SparkStreaming 代码示例

HelloWorld实现

  • 需求:通过SparkStreaming读取kafka某个主题的数据并打印输出到控制台

官方文档: https://spark.apache.org/docs/latest/streaming-kafka-0-10-integration.html

1)添加依赖

<dependencies>

    <dependency>

        <groupId>org.apache.spark</groupId>

        <artifactId>spark-streaming_2.12</artifactId>

        <version>3.3.1</version>

    </dependency>

    <dependency>

        <groupId>org.apache.spark</groupId>

        <artifactId>spark-core_2.12</artifactId>

        <version>3.3.1</version>

</dependency>

<dependency>

    <groupId>org.apache.spark</groupId>

    <artifactId>spark-streaming-kafka-0-10_2.12</artifactId>

    <version>3.3.1</version>

 </dependency>

</dependencies>

2)编写代码

package com.atguigu;

import org.apache.kafka.clients.consumer.ConsumerConfig;

import org.apache.kafka.clients.consumer.ConsumerRecord;

import org.apache.spark.api.java.function.Function;

import org.apache.spark.streaming.Duration;

import org.apache.spark.streaming.api.java.JavaInputDStream;

import org.apache.spark.streaming.api.java.JavaStreamingContext;

import org.apache.spark.streaming.kafka010.ConsumerStrategies;

import org.apache.spark.streaming.kafka010.KafkaUtils;

import org.apache.spark.streaming.kafka010.LocationStrategies;

import java.util.ArrayList;

import java.util.HashMap;

public class Test01_HelloWorld {

    public static void main(String[] args) throws InterruptedException {

        // 创建流环境

        JavaStreamingContext javaStreamingContext = new JavaStreamingContext("local[*]", "HelloWorld", Duration.apply(3000));

        // 创建配置参数

        HashMap<String, Object> map = new HashMap<>();

        map.put(ConsumerConfig.BOOTSTRAP_SERVERS_CONFIG,"hadoop102:9092,hadoop103:9092,hadoop104:9092");

        map.put(ConsumerConfig.KEY_DESERIALIZER_CLASS_CONFIG, "org.apache.kafka.common.serialization.StringDeserializer");

        map.put(ConsumerConfig.VALUE_DESERIALIZER_CLASS_CONFIG, "org.apache.kafka.common.serialization.StringDeserializer");

        map.put(ConsumerConfig.GROUP_ID_CONFIG,"atguigu");

        map.put(ConsumerConfig.AUTO_OFFSET_RESET_CONFIG,"latest");

        // 需要消费的主题

        ArrayList<String> strings = new ArrayList<>();

        strings.add("topic_db");

        JavaInputDStream<ConsumerRecord<String, String>> directStream = KafkaUtils.createDirectStream(javaStreamingContext, LocationStrategies.PreferBrokers(), ConsumerStrategies.<String, String>Subscribe(strings,map));

        directStream.map(new Function<ConsumerRecord<String, String>, String>() {

            @Override

            public String call(ConsumerRecord<String, String> v1) throws Exception {

                return v1.value();

            }

        }).print(100);

        // 执行流的任务

        javaStreamingContext.start();

        javaStreamingContext.awaitTermination();

    }

}

3)更改日志打印级别

        如果不希望运行时打印大量日志,可以在resources文件夹中添加log4j2.properties文件,并添加日志配置信息

# Set everything to be logged to the console

rootLogger.level = ERROR

rootLogger.appenderRef.stdout.ref = console

# In the pattern layout configuration below, we specify an explicit `%ex` conversion

# pattern for logging Throwables.

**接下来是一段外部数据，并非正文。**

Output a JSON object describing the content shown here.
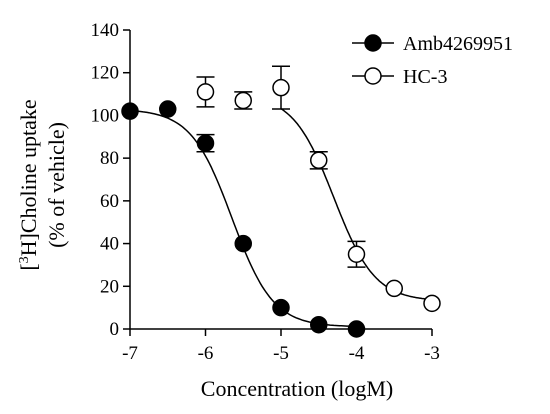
{
  "chart_data": {
    "type": "scatter",
    "xlabel": "Concentration (logM)",
    "ylabel_line1_prefix": "[",
    "ylabel_line1_sup": "3",
    "ylabel_line1_rest": "H]Choline uptake",
    "ylabel_line2": "(% of vehicle)",
    "xlim": [
      -7,
      -3
    ],
    "ylim": [
      0,
      140
    ],
    "x_ticks": [
      -7,
      -6,
      -5,
      -4,
      -3
    ],
    "x_tick_labels": [
      "-7",
      "-6",
      "-5",
      "-4",
      "-3"
    ],
    "y_ticks": [
      0,
      20,
      40,
      60,
      80,
      100,
      120,
      140
    ],
    "y_tick_labels": [
      "0",
      "20",
      "40",
      "60",
      "80",
      "100",
      "120",
      "140"
    ],
    "legend_position": "top-right",
    "series": [
      {
        "name": "Amb4269951",
        "marker": "filled-circle",
        "color": "#000000",
        "points": [
          {
            "x": -7.0,
            "y": 102,
            "err": 0
          },
          {
            "x": -6.5,
            "y": 103,
            "err": 0
          },
          {
            "x": -6.0,
            "y": 87,
            "err": 4
          },
          {
            "x": -5.5,
            "y": 40,
            "err": 0
          },
          {
            "x": -5.0,
            "y": 10,
            "err": 0
          },
          {
            "x": -4.5,
            "y": 2,
            "err": 0
          },
          {
            "x": -4.0,
            "y": 0,
            "err": 0
          }
        ],
        "fit": {
          "top": 103,
          "bottom": 1,
          "logIC50": -5.65,
          "hill": 1.6,
          "x_from": -7.0,
          "x_to": -4.0
        }
      },
      {
        "name": "HC-3",
        "marker": "open-circle",
        "color": "#000000",
        "points": [
          {
            "x": -6.0,
            "y": 111,
            "err": 7
          },
          {
            "x": -5.5,
            "y": 107,
            "err": 4
          },
          {
            "x": -5.0,
            "y": 113,
            "err": 10
          },
          {
            "x": -4.5,
            "y": 79,
            "err": 4
          },
          {
            "x": -4.0,
            "y": 35,
            "err": 6
          },
          {
            "x": -3.5,
            "y": 19,
            "err": 0
          },
          {
            "x": -3.0,
            "y": 12,
            "err": 0
          }
        ],
        "fit": {
          "top": 110,
          "bottom": 13,
          "logIC50": -4.3,
          "hill": 1.6,
          "x_from": -5.0,
          "x_to": -3.0
        }
      }
    ]
  }
}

If this was omitted, then (by default) Log4J would

# implicitly add an `%xEx` conversion pattern which logs stacktraces with additional

# class packaging information. That extra information can sometimes add a substantial

# performance overhead, so we disable it in our default logging config.

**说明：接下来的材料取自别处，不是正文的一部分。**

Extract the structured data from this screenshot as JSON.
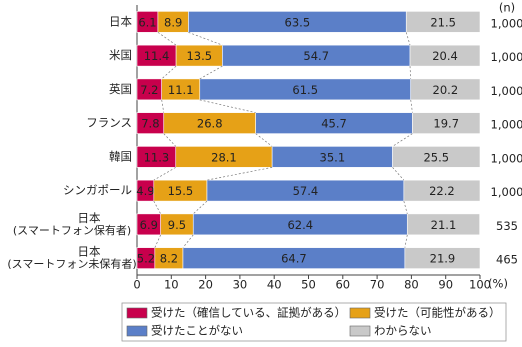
{
  "chart_data": {
    "type": "stacked_bar_horizontal",
    "categories": [
      "日本",
      "米国",
      "英国",
      "フランス",
      "韓国",
      "シンガポール",
      "日本\n(スマートフォン保有者)",
      "日本\n(スマートフォン未保有者)"
    ],
    "series": [
      {
        "name": "受けた（確信している、証拠がある）",
        "color": "#c8004c",
        "values": [
          6.1,
          11.4,
          7.2,
          7.8,
          11.3,
          4.9,
          6.9,
          5.2
        ]
      },
      {
        "name": "受けた（可能性がある）",
        "color": "#e6a117",
        "values": [
          8.9,
          13.5,
          11.1,
          26.8,
          28.1,
          15.5,
          9.5,
          8.2
        ]
      },
      {
        "name": "受けたことがない",
        "color": "#5b7fc8",
        "values": [
          63.5,
          54.7,
          61.5,
          45.7,
          35.1,
          57.4,
          62.4,
          64.7
        ]
      },
      {
        "name": "わからない",
        "color": "#c9c9c9",
        "values": [
          21.5,
          20.4,
          20.2,
          19.7,
          25.5,
          22.2,
          21.1,
          21.9
        ]
      }
    ],
    "sample_size_label": "(n)",
    "sample_sizes": [
      {
        "value": 1000,
        "label": "1,000"
      },
      {
        "value": 1000,
        "label": "1,000"
      },
      {
        "value": 1000,
        "label": "1,000"
      },
      {
        "value": 1000,
        "label": "1,000"
      },
      {
        "value": 1000,
        "label": "1,000"
      },
      {
        "value": 1000,
        "label": "1,000"
      },
      535,
      465
    ],
    "x_unit": "(%)",
    "xlim": [
      0,
      100
    ],
    "xticks": [
      0,
      10,
      20,
      30,
      40,
      50,
      60,
      70,
      80,
      90,
      100
    ]
  }
}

# For more information, see SPARK-39361.

appender.console.type = Console

appender.console.name = console

appender.console.target = SYSTEM_ERR

appender.console.layout.type = PatternLayout

appender.console.layout.pattern = %d{yy/MM/dd HH:mm:ss} %p %c{1}: %m%n%ex

# Set the default spark-shell/spark-sql log level to WARN. When running the

# spark-shell/spark-sql, the log level for these classes is used to overwrite

# the root logger's log level, so that the user can have different defaults

# for the shell and regular Spark apps.

logger.repl.name = org.apache.spark.repl.Main

logger.repl.level = warn

logger.thriftserver.name = org.apache.spark.sql.hive.thriftserver.SparkSQLCLIDriver

logger.thriftserver.level = warn

# Settings to quiet third party logs that are too verbose

logger.jetty1.name = org.sparkproject.jetty

logger.jetty1.level = warn

logger.jetty2.name = org.sparkproject.jetty.util.component.AbstractLifeCycle

logger.jetty2.level = error

logger.replexprTyper.name = org.apache.spark.repl.SparkIMain$exprTyper

logger.replexprTyper.level = info

logger.replSparkILoopInterpreter.name = org.apache.spark.repl.SparkILoop$SparkILoopInterpreter

logger.replSparkILoopInterpreter.level = info

logger.parquet1.name = org.apache.parquet

logger.parquet1.level = error

logger.parquet2.name = parquet

logger.parquet2.level = error

# SPARK-9183: Settings to avoid annoying messages when looking up nonexistent UDFs in SparkSQL with Hive support

logger.RetryingHMSHandler.name = org.apache.hadoop.hive.metastore.RetryingHMSHandler

logger.RetryingHMSHandler.level = fatal

logger.FunctionRegistry.name = org.apache.hadoop.hive.ql.exec.FunctionRegistry

logger.FunctionRegistry.level = error

# For deploying Spark ThriftServer

# SPARK-34128: Suppress undesirable TTransportException warnings involved in THRIFT-4805

appender.console.filter.1.type = RegexFilter

appender.console.filter.1.regex = .*Thrift error occurred during processing of message.*

appender.console.filter.1.onMatch = deny appender.console.filter.1.onMismatch = neutral

4)启动生产者生产数据

[atguigu@hadoop102 ~]$ kafka-console-producer.sh --broker-list hadoop102:9092 --topic topicA

hello spark

5)在Idea控制台输出如下内容

-------------------------------------------

Time: 1602731772000 ms

-------------------------------------------

hello spark

2.3 HelloWorld解析

DStream是Spark Streaming的基础抽象,代表持续性的数据流和经过各种Spark算子操作后的结果数据流。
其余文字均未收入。